On Thursday MLB announced that the extra innings extra runner and that seven-inning doubleheaders will not return for the 2022 season, as part of the new collective bargaining agreement between the ownership and players.
MLB first implemented both rules during the shortened 2020 season to try and speed the games along and finish a 60-game season. The modified rules stayed in place in the 2021 season.
In the last two seasons, extra-inning games started the 10th and subsequent innings with a runner on second base. Doubleheaders played have only gone seven innings.
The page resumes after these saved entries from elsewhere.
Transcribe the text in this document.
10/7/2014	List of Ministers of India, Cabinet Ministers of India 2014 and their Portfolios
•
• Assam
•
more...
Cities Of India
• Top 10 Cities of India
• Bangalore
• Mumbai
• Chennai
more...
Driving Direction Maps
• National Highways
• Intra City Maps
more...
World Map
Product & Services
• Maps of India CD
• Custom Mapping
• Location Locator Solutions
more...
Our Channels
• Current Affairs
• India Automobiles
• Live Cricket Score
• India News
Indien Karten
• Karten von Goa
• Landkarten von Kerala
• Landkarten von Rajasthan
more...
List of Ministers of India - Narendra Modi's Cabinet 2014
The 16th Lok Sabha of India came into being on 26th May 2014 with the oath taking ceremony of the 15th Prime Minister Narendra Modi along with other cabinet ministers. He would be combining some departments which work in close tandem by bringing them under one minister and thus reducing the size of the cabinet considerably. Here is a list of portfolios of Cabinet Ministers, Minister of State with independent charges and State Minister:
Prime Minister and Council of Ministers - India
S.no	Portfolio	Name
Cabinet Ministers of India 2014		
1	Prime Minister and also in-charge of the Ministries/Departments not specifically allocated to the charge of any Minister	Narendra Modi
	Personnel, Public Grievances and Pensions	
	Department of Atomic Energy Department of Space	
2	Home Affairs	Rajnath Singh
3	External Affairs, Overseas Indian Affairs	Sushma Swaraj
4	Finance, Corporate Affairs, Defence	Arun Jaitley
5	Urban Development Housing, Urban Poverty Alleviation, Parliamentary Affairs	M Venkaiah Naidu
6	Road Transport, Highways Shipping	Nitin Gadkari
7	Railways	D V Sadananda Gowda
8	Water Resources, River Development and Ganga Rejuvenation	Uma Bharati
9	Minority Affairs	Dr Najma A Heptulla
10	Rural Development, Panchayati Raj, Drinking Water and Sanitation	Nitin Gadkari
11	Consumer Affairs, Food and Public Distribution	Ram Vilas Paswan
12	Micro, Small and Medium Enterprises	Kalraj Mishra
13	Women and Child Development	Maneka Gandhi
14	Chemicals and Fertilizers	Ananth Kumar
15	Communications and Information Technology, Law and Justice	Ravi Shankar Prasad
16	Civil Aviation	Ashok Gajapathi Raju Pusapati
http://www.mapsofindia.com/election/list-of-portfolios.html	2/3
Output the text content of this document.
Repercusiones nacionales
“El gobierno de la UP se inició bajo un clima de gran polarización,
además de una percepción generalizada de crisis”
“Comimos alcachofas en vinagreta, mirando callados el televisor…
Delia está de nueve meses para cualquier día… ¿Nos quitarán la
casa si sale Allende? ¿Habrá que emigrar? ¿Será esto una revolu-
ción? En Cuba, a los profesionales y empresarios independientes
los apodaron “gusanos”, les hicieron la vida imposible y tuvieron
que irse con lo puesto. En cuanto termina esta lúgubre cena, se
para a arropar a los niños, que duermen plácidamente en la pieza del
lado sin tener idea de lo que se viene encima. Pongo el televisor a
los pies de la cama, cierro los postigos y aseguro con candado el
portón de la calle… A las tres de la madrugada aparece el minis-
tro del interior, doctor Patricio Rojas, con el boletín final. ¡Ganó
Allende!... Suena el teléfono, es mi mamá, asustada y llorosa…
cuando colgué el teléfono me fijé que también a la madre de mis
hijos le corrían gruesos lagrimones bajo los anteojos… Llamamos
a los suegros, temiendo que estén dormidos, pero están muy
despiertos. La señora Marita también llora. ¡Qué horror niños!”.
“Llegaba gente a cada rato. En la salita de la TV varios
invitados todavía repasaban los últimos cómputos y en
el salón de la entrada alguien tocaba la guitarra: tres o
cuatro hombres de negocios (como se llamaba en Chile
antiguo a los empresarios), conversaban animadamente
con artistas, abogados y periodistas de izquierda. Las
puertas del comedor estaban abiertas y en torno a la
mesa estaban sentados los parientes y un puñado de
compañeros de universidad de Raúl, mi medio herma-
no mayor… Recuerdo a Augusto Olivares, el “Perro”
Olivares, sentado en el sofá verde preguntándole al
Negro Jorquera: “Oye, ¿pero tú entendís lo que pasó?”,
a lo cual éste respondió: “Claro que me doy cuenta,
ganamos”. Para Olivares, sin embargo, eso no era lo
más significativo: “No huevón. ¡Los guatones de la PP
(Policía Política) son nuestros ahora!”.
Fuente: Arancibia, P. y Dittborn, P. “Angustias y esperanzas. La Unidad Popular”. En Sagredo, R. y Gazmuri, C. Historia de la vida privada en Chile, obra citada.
Both rules had been previously implemented at lower levels of baseball.
This summer, standard extra innings rules will return, and fans will get a long look at nine-inning doubleheaders, as the league will use them to work 162 games into a shortened season pushed back by the 99-day labor dispute.
The changes over the last two seasons did not sit will with baseball purists that did not appreciate the changes to the nature of the game, but those folks won’t be completely happy, as the new CBA also comes with the introduction of the designated hitter to the National League.
The new CBA also grants the MLB authority to introduce further rule changes without consultation with the union, so things like bigger bases, pitch clocks and robot umpires could be in the cards in the future, starting with the 2023 season.
The Pirates probably won’t mind the extra-innings change. They finished 2021 tied for 24th in the majors, averaging .07 runs per extra inning game.